Setting up Medicare Right – and On Time

Getting set up with a Medicare plan when you turn 65 is actually a requirement.  There are exceptions if you have coverage elsewhere – EXCLUDING health plans set up on ACA (Obamacare) exchanges, but if you do, you have other sources of counseling to get the details.  This article is for the majority of people who are eligible for Medicare and need to know the exact rules surrounding that program.

As stated above, signing up for Medicare is a requirement.  You have a six-month window in which to get set up that starts three months before your 65th birthday and ends three months after.  If you fall outside of that window, you will pay penalties – for a lifetime.

Over 10,000 people turn 65 every day.  Of the 12 million or so individuals who have health insurance coverage through the ACA marketplace, about 3.4 million are ages 55 to 64.  If you continue with that coverage beyond 65, the federal government can bill you for all of the subsidy dollars you received since your 65th birthday if you do not leave the plan.

How Medicare works

There are four parts to Medicare labeled A, B, C and D.  Part A (Hospital Coverage) applies to everyone and comes at no cost to Medicare recipients.  Part B (Outpatient Care – routine doctors’ visits) costs $170.10 per month in 2022.  The combination of parts A and B is called “Traditional Medicare”.

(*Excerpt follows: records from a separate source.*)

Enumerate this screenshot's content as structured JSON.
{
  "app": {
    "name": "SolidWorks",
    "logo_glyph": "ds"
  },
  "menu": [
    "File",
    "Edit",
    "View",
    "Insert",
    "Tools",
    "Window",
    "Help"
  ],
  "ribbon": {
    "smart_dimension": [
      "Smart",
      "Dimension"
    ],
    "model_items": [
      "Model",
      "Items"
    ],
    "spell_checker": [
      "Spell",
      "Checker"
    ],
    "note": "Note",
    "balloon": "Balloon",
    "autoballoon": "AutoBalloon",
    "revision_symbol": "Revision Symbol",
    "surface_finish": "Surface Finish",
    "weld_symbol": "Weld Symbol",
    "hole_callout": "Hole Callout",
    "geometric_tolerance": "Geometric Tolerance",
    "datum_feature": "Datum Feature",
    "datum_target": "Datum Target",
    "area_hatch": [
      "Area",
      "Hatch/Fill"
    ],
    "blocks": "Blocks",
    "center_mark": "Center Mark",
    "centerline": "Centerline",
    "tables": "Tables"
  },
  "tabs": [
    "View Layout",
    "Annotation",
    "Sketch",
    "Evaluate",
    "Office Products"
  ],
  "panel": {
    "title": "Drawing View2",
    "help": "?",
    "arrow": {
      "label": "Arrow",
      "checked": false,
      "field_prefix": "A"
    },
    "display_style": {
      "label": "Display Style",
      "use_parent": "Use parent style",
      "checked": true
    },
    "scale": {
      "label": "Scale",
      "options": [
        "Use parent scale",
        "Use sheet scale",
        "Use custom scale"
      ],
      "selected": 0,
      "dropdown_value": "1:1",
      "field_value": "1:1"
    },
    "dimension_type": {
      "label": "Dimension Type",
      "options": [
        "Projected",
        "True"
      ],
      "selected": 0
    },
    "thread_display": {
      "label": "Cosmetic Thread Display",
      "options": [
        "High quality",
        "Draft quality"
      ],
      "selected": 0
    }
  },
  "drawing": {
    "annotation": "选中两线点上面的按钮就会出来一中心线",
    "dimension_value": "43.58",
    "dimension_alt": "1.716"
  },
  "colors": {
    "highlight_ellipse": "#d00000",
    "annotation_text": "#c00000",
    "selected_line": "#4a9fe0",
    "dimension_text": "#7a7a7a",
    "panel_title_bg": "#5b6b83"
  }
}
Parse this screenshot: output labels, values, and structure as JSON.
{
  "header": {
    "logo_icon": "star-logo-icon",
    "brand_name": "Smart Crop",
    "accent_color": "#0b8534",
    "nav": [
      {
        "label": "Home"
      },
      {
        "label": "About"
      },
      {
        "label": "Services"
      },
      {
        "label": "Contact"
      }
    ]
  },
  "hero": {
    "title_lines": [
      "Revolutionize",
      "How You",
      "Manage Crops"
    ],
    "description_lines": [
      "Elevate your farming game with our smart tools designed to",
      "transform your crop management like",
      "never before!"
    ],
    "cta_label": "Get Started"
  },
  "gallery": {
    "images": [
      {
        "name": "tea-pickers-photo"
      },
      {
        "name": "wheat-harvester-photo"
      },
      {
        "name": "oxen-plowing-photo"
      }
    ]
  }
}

Traditional Medicare covers 80% of the costs of your medical care.  Many people opt for a “Medigap” insurance plan often called Medicare Supplement.  This coverage covers the other 20%.  It is important to know that it is health-based n its pricing and coverage is guaranteed in the initial setting up of your Medicare program.  Beyond this initial period, however, you must be health-approved to change coverage.  With any significant health situations, you may not be accepted if you want to make a change but, once established you cannot be dropped.

We will get to Part C below, but Part D is prescription drug coverage.  It is optional and generally not too expensive.  There are many different Part D plans available and provide co-pays from zero to a percentage of the drug’s retail price depending on the type of drug and your type of plan.

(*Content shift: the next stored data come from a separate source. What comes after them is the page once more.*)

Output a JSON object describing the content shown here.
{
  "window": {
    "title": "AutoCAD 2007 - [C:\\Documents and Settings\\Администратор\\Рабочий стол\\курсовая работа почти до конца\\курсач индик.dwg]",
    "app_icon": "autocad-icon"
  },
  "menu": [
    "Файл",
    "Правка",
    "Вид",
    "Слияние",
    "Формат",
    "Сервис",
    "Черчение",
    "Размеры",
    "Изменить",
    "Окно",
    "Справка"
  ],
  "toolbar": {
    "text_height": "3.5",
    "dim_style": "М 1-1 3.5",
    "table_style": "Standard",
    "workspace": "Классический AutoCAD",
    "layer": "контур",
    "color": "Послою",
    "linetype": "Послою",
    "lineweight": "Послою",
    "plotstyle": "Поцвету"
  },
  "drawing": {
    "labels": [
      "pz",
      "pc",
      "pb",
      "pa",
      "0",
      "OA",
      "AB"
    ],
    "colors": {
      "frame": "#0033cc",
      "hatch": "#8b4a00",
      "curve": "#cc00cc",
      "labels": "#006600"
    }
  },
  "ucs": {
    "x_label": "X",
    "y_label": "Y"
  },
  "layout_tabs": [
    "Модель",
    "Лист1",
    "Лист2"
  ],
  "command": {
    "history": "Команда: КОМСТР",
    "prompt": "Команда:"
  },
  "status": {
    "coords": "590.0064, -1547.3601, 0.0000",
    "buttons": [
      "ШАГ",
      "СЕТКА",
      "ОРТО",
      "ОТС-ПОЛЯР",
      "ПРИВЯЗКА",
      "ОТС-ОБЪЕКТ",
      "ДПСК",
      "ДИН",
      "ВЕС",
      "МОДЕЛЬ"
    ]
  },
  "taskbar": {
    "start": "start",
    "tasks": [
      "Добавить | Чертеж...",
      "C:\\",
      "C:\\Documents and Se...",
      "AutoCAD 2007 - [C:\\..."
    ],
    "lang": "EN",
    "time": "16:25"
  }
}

Part C is called “Medicare Advantage”.  This program includes Parts A and B benefits, and typically Part D, as well as some extras like some dental and vision benefits.  Medicare Advantage Plans could have lower premiums than Traditional Medicare, but also have more restrictions like pre-authorization, more limited doctor choices, in-network benefits, and geographic boundaries.  If you plan to travel, this may not be the best alternative.  Despite what Joe Namath preaches on TV, all that “free stuff” may not be realistic – or even a great deal for you – once you have all of the details.  Get good advice in making this decision.

Timing is Critical

There are late enrollment penalties for some aspects of Medicare. For Part B, if you do not sign up on time, you could face a penalty that amounts to a 10% higher monthly base Part B premium for each 12-month period you should have been enrolled but were not. What is  more, those penalties generally are life-lasting. You can face additional costs for being late to enroll in Medicare and for being late getting out of the ACA marketplace.

While Part D is optional, there’s a penalty if you want coverage after not signing up when you were first eligible. The fee is 1% of the monthly national base premium ($33.37 in 2022) for each full month that you could have had coverage but did not.  You do have options for Part D depending on your preferences for coverage and co-pays that range from $7 to $99 instead of the national base premium of $33.37.

Once you are eligible and enrolled in Medicare, you have the opportunity to switch Part D plans once a year during open enrollment (October to December – you will see lots of TV commercials during that period).  It is a good idea to evaluate your Prescription Drug Coverage and/or Advantage Plan coverage as they can change drastically from year to year.  Many people have found out too late that their preferred physician in no longer in-network, or an expensive prescription is no longer on the formulary (the drugs covered by  your plan).